Alors que celle de printemps ne va sûrement pas sortir, pensez-vous déjà à la carte suivante?

Non. En ce moment, la création d'une nouvelle carte n'est pas d'actualité pour moi. J’ai l’habitude et beaucoup de plaisir à travailler les produits de saison de nos artisans locaux, mais la crise sanitaire actuelle nous impose, à juste titre, le confinement, ce qui ne me permet pas de rencontrer ces producteurs passionnés. En conséquence, je ne suis pas en mesure de découvrir (peut-être) de nouveaux produits, ou simplement de faire mon marché habituel pour imaginer des assiettes…

De surcroît, je ne sais pas quand nous pourrons de nouveau accueillir nos clients. Par conséquent, il est impossible d'imaginer quels produits seront disponibles à ce moment-là pour créer mes nouveaux plats. Et puis pour l’inspiration, rien de tel que de voir, sentir, toucher, goûter… Alors patience…

 

Sans pouvoir rencontrer d’artisans producteurs, vous passez donc à côté de plusieurs produits printaniers… Lequel vous manquera le plus au restaurant?

Le printemps est une période incroyablement riche, un peu comme un renouveau, qui marque le début d'une nouvelle année gastronomique. Alors ces produits sont nombreux: morilles fraîches, asperges, ail des ours… Tous ces légumes printaniers tendres et pleins de couleurs vont malheureusement vite passer. Hors végétaux, les lapins de Mme Jeanneret, aux Ponts-de-Martel, qui sont élevés avec patience depuis déjà plusieurs mois, sont toujours dans un coin de ma tête…

 

Vous qui aimez tant les agrumes, cette situation ne vous laisse-t-elle pas un peu d’amertume?

Certes, mais si l’on renverse la question, je dirai que les agrumes relèvent une assiette, donnent de la niaque à nos plats, et ceci à chaque saison. Ils ne peuvent donc qu’être source d’espoir dans les tourments de ce printemps!

De plus, ils sont très nombreux et divers, alors laissez aller votre imagination et vous découvrirez des associations intrigantes mais délicieuses!

Jean-Yves Drevet Confiné

En attendant de pouvoir enfiler de nouveau sa combinaison de plongée...

Jean-Yves Drevet Confiné

... Jean-Yves Drevet enfourche son vélo!

Après vingt-trois ans à la tête du Prussien, cette pause forcée ne serait-elle pas une invitation au changement?

Au contraire! Cette situation me fait réfléchir aux liens que j’ai tissés avec les artisans d’ici, et ils n’en sont que renforcés. Ça me donne encore plus envie de continuer dans la ligne qui est la mienne depuis plusieurs années: travailler directement avec ces producteurs d’exception ainsi que cuisiner exclusivement avec l'inspiration saisonnière. Lorsque l’on pourra rouvrir le Prussien, vous m’y verrez donc toujours!

 

En tant que chef, vous avez beaucoup de responsabilités au Prussien. Lesquelles vous prennent le plus de temps ces jours?
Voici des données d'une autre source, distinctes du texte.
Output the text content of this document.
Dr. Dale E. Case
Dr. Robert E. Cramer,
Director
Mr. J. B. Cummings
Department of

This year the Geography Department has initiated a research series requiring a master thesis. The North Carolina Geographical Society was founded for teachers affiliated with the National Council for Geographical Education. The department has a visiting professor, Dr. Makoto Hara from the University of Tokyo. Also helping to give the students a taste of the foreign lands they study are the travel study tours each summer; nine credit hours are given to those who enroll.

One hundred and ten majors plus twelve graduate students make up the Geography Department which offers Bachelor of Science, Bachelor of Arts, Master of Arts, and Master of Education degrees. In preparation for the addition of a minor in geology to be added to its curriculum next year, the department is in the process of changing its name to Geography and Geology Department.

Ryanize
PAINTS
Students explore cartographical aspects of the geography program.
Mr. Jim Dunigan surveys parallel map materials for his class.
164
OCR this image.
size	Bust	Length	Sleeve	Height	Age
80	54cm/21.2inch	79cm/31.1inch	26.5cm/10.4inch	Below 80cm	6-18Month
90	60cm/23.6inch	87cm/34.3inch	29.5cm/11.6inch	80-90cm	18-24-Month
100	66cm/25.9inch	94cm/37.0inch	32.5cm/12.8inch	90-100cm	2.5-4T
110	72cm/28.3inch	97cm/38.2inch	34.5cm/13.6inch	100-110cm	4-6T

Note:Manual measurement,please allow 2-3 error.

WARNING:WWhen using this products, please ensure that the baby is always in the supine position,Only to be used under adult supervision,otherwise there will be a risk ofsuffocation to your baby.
Actuellement, les tâches administratives se résument au maintien de la trésorerie, entre les salaires et les charges fixes. Concernant les fournisseurs, j’ai mis un point d’honneur à régler les factures ouvertes dès que possible.

Je prends aussi beaucoup de temps pour et avec mon équipe, qui vit une situation exceptionnelle. Garder ces contacts est d’une grande importance pour moi.

 

Ça ne vous prend tout de même pas toute la journée, que faites-vous le reste du temps?

Par chance, la météo est avec nous, alors je vais me balader dans la nature avec mon chien; j’en profite pour ramasser quelques herbes sauvages… On trouve beaucoup d’oxalis et d’ail des ours, et l’aspérule odorante va tout bientôt refaire son apparition, quel bonheur! Par contre, j’ai moins de chance avec les champignons… Mon vélo a aussi repris du service, alors que ma combinaison de plongée me nargue un peu plus chaque jour…

 

Que faites-vous donc avec tout l’ail des ours que vous récoltez?

Du pesto, que je sers avec un tartare de bondelle du lac: une tuerie! Météo oblige, on prépare bien sûr aussi quelques grillades.

 

Un dernier mot avant la fin de ce confinement?

J’espère que cet élan de solidarité envers les petits artisans et producteurs ne retombera pas comme un soufflé lorsque cette période de restriction sera derrière nous.

J’aimerais en appeler aux gens à continuer d’œuvrer pour les commerces de proximité. Outre les commerces, penser à toute l’économie locale pour les vacances: on peut tout à fait se dépayser et prendre du bon temps à seulement quelques kilomètres de chez soi, certains lieux sont juste magiques… et n’attendent que vous!